There were twinklings, too, from the silver top of the fat crystal cocktail shaker, but the liquid low within the crystal was pale and dull. There was no shine, either, to the glass his mother held. It was cloudy from the clutch of her hand, and on the inside there were oily dribbles of what it had contained.
His mother shut the door by which she had admitted him, and followed him into the room. She looked at him with her head tilted to the side.

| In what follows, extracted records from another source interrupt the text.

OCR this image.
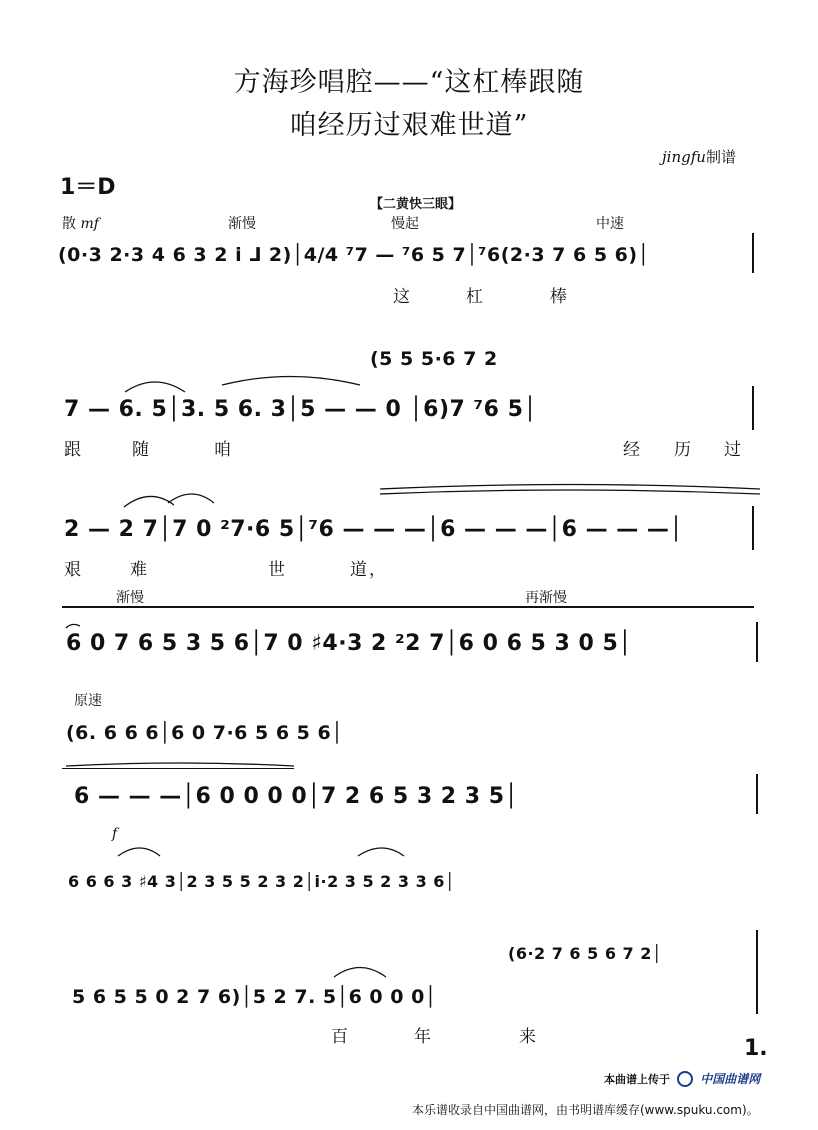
方海珍唱腔——“这杠棒跟随
咱经历过艰难世道”
jingfu制谱
1＝D
【二黄快三眼】
散 mf	渐慢	慢起	中速
(0·3 2·3 4 6 3 2 i ⅃ 2)│4/4 ⁷7 — ⁷6 5 7│⁷6(2·3 7 6 5 6)│
这	杠	棒
(5 5 5·6 7 2
7 — 6. 5│3. 5 6. 3│5 — — 0 │6)7 ⁷6 5│
跟	随	咱	经 历 过
2 — 2 7│7 0 ²7·6 5│⁷6 — — —│6 — — —│6 — — —│
艰	难	世	道，
渐慢	再渐慢
6 0 7 6 5 3 5 6│7 0 ♯4·3 2 ²2 7│6 0 6 5 3 0 5│
原速
(6. 6 6 6│6 0 7·6 5 6 5 6│
6 — — —│6 0 0 0 0│7 2 6 5 3 2 3 5│
f
6 6 6 3 ♯4 3│2 3 5 5 2 3 2│i·2 3 5 2 3 3 6│
(6·2 7 6 5 6 7 2│
5 6 5 5 0 2 7 6)│5 2 7. 5│6 0 0 0│
百	年	来	1.
本曲谱上传于	中国曲谱网
本乐谱收录自中国曲谱网，由书明谱库缓存(www.spuku.com)。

“Well, aren’t you going to kiss me?” she said in a charming, wheedling voice, the voice of a little, little girl. “Aren’t you, you beautiful big ox, you?”
“Sure,” he said. He bent down toward her, but she stepped suddenly away. A sharp change came over her. She drew herself tall, with her shoulders back and her head flung high. Her upper lip lifted over her teeth, and her gaze came cold beneath lowered lids. So does one who has refused the white handkerchief regard the firing squad.
“Of course,” she said in a deep, iced voice that gave each word its full due, “if you do not wish to kiss me, let it be recognized that there is no need for you to do so. I had not meant to overstep. I apologize. Je vous demande pardon. I had no desire to force you. I have never forced you. There is none to say I have.”
“Ah, Mom,” he said. He went to her, bent again, and this time kissed her cheek.
There was no change in her, save in the slow, somehow offended lifting of her eyelids. The brows arched as if they drew the lids up with them. “Thank you,” she said. “That was gracious of you. I value graciousness. I rank it high. Mille grazie.”
“Ah, Mom,” he said.
For the past week, up at his school, he had hoped—and coming down in the train he had hoped so hard that it became prayer—that his mother would not be what he thought of only as “like that.” His prayer had gone unanswered. He knew by the two voices, by the head first tilted then held high, by the eyelids lowered in disdain then raised in outrage, by the little lisped words and then the elegant enunciation and the lofty diction. He knew.